El verdadero desastre de las inundaciones en La Sabana - La Jornada Guerrero
Usted está aquí: miércoles 29 de septiembre de 2010 Opinión El verdadero desastre de las inundaciones en La Sabana

LEONEL LOZANO DOMÍNGUEZ

El verdadero desastre de las inundaciones en La Sabana

No se declara emergencia”, dijo el director de la Comisión Nacional del Agua (Conagua) en Guerrero, respondiendo a la solicitud de apoyo federal por afectaciones a la población derivadas de las lluvias, pues “no procedían para el municipio de Acapulco y Juan R. Escudero, pues la lluvia no fue suficiente para que hubiera un desastre”.

Los desastres no son naturales. Los desastres representan una condición de daño y siempre suceden por la acción del hombre y sus instituciones o simplemente, por su inacción. Un desastre genera estados de emergencia que se identifican por las grandes pérdidas materiales y a veces humanas y que además, mantiene por un tiempo en alto nivel de riesgo a la población afectada.

Los daños a la población derivados de un fenómeno natural pueden intensificarse cuando no hay control de los asentamientos humanos, no se evita la invasión de cauces, hay deficiente planes de emergencia y obsoletos sistemas de alerta temprana, pobres previsiones presupuestales para medidas contingentes y ausencia o incumplimiento de planes de ordenamiento ecológico del territorio, entre otras medidas de carácter preventivo.

El origen del desastre puede deberse a fenómenos naturales: terremotos, sequías, erupciones volcánicas, tormentas tropicales, huracanes, intensas nevadas, etc. Los efectos o daños para la población derivados de un fenómeno natural, pueden reducirse significativamente si existen eficientes medidas preventivas.

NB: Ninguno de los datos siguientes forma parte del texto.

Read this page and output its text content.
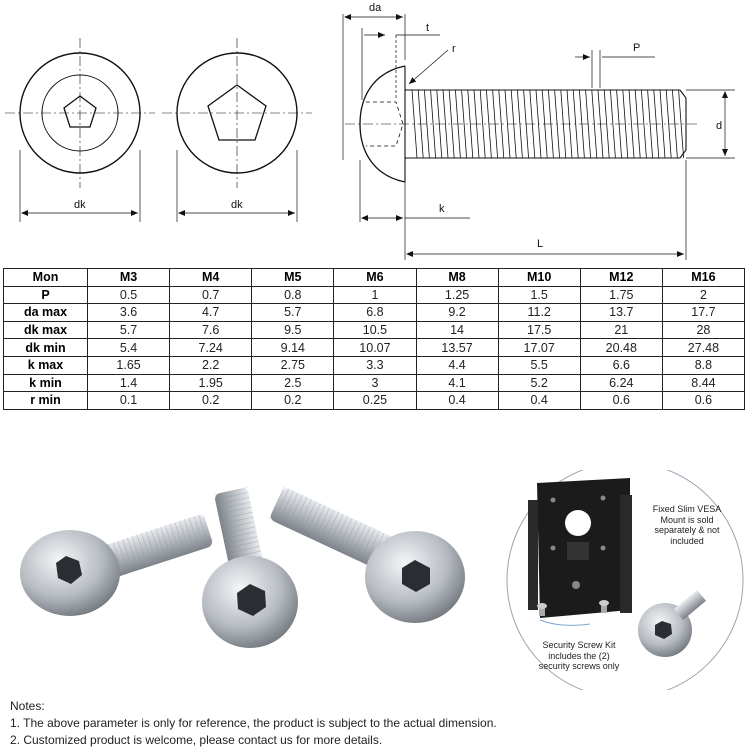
dk	dk
da
t
r	P
d
k
L
Mon	M3	M4	M5	M6	M8	M10	M12	M16
P	0.5	0.7	0.8	1	1.25	1.5	1.75	2
da max	3.6	4.7	5.7	6.8	9.2	11.2	13.7	17.7
dk max	5.7	7.6	9.5	10.5	14	17.5	21	28
dk min	5.4	7.24	9.14	10.07	13.57	17.07	20.48	27.48
k max	1.65	2.2	2.75	3.3	4.4	5.5	6.6	8.8
k min	1.4	1.95	2.5	3	4.1	5.2	6.24	8.44
r min	0.1	0.2	0.2	0.25	0.4	0.4	0.6	0.6
Fixed Slim VESA
Mount is sold
separately & not
included
Security Screw Kit
includes the (2)
security screws only
Notes:
1. The above parameter is only for reference, the product is subject to the actual dimension.
2. Customized product is welcome, please contact us for more details.
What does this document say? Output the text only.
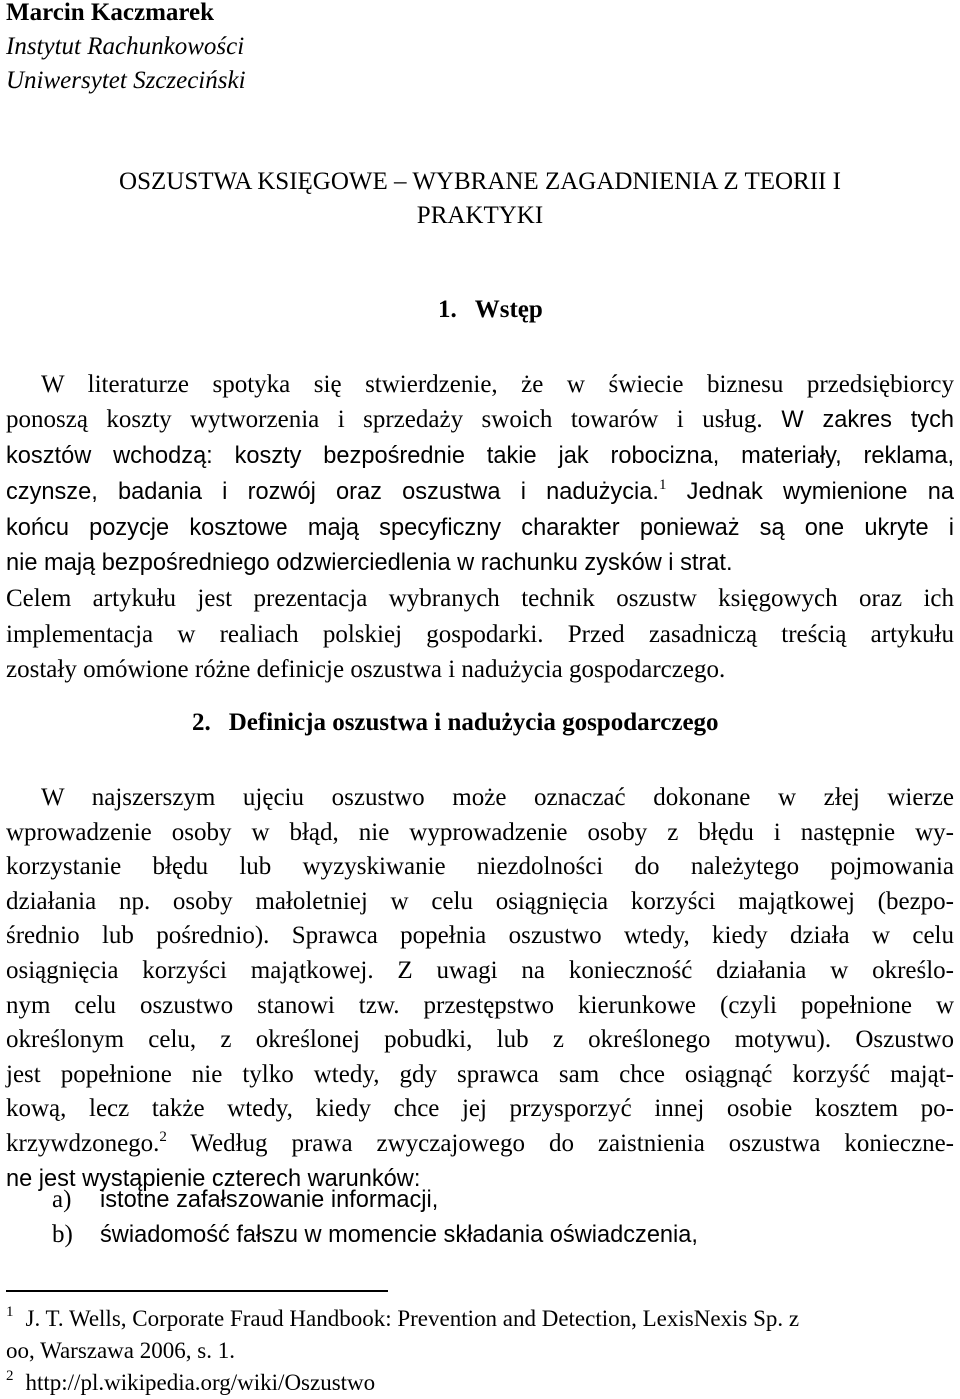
Marcin Kaczmarek
Instytut Rachunkowości
Uniwersytet Szczeciński
OSZUSTWA KSIĘGOWE – WYBRANE ZAGADNIENIA Z TEORII I
PRAKTYKI
1. Wstęp
W literaturze spotyka się stwierdzenie, że w świecie biznesu przedsiębiorcy
ponoszą koszty wytworzenia i sprzedaży swoich towarów i usług. W zakres tych
kosztów wchodzą: koszty bezpośrednie takie jak robocizna, materiały, reklama,
czynsze, badania i rozwój oraz oszustwa i nadużycia.$^1$ Jednak wymienione na
końcu pozycje kosztowe mają specyficzny charakter ponieważ są one ukryte i
nie mają bezpośredniego odzwierciedlenia w rachunku zysków i strat.
Celem artykułu jest prezentacja wybranych technik oszustw księgowych oraz ich
implementacja w realiach polskiej gospodarki. Przed zasadniczą treścią artykułu
zostały omówione różne definicje oszustwa i nadużycia gospodarczego.
2. Definicja oszustwa i nadużycia gospodarczego
W najszerszym ujęciu oszustwo może oznaczać dokonane w złej wierze
wprowadzenie osoby w błąd, nie wyprowadzenie osoby z błędu i następnie wy-
korzystanie błędu lub wyzyskiwanie niezdolności do należytego pojmowania
działania np. osoby małoletniej w celu osiągnięcia korzyści majątkowej (bezpo-
średnio lub pośrednio). Sprawca popełnia oszustwo wtedy, kiedy działa w celu
osiągnięcia korzyści majątkowej. Z uwagi na konieczność działania w określo-
nym celu oszustwo stanowi tzw. przestępstwo kierunkowe (czyli popełnione w
określonym celu, z określonej pobudki, lub z określonego motywu). Oszustwo
jest popełnione nie tylko wtedy, gdy sprawca sam chce osiągnąć korzyść mająt-
kową, lecz także wtedy, kiedy chce jej przysporzyć innej osobie kosztem po-
krzywdzonego.$^2$ Według prawa zwyczajowego do zaistnienia oszustwa konieczne-
ne jest wystąpienie czterech warunków:
a) istotne zafałszowanie informacji,
b) świadomość fałszu w momencie składania oświadczenia,
$^1$ J. T. Wells, Corporate Fraud Handbook: Prevention and Detection, LexisNexis Sp. z
oo, Warszawa 2006, s. 1.
$^2$ http://pl.wikipedia.org/wiki/Oszustwo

La Conagua determinó que la lluvia de días pasados no fue suficiente para que hubiera un desastre en zonas de Acapulco. Niegan con ese sesudo argumento “técnico”, el derecho a que los afectados reciban los siempre pobres y tardíos apoyos del Fondo Nacional para Desastres (Fonden), en este caso la verdadera emergencia es la incapacidad y negligencia institucionalizada de los omisos funcionarios de la Conagua -Guerrero, que no han honrado su responsabilidad.

Es evidente que en la Conagua no se han aprendido el viejo dicho popular “más vale prevenir que lamentar” o “es más barato prevenir que remediar”. En resumen, los funcionarios de esa institución están obligados a actuar con medidas técnicas y administrativas de previsión y no lo han hecho. La Ley de Aguas Nacionales, la Ley de Bienes Nacionales y el encargo los obliga.

La misión de la Conagua es “Administrar y preservar las aguas nacionales y sus bienes inherentes (por ejemplo, los cauces y zona federal colindante), para lograr su uso sustentable, con la corresponsabilidad de los tres órdenes de gobierno y la sociedad en general”, además, dentro del Programa Nacional Hídrico 2007-2012, deben cumplir, entre otros, los siguientes objetivos: Promover el manejo integrado y sustentable del agua en cuencas y acuíferos, evaluar los efectos del cambio climático en el ciclo hidrológico, crear una cultura contributiva y de cumplimiento a la Ley de aguas nacionales en materia administrativa.

La rendición de cuentas es obligación, por ley. Entonces, que la Conagua informe puntualmente que se ha hecho en la cuenca del río La Sabana y la laguna de Tres Palos. ¿Qué justificaciones presentarán ante el desastre socio-ecológico y económico que priva en esa cuenca y a quien le lanzarán la bolita, en caso de que intenten hilvanar una respuesta? Los damnificados por inundación y los empobrecidos pescadores de Tres Palos merecen puntual respuesta y resarcisión de daños.

Diputado Fermín, agárrele la palabra al secretario de Hacienda, Ernesto Cordero. Él propuso a los señores diputados “diseñar una política pública para sacar recursos para atender las consecuencias de fenómenos naturales…”.

Que no se haga bolas el secretario. Recuérdele don Fermín, que la mejor política para sacar recursos es “el que la hace, la paga”. Es decir, que los recursos salgan de los bolsillos de los malos servidores públicos negligentes e incapaces y no de los recursos públicos que son de todos.

Con la medida anterior, veríamos que por arte de magia el nivel de gasto público y el riesgo y afectación a la población y sus bienes por fenómenos naturales bajaría, simplemente por la adopción de paquetes efectivos de medidas preventivas y por temor de los negligentes a la aplicación de la ley. Propóngale también, estímulos y recompensas al buen desempeño personal e institucional, que siempre será bien visto.

Cuando esas medidas se concreten, tendremos un buen motivo para comenzar a festejar el bicentenario.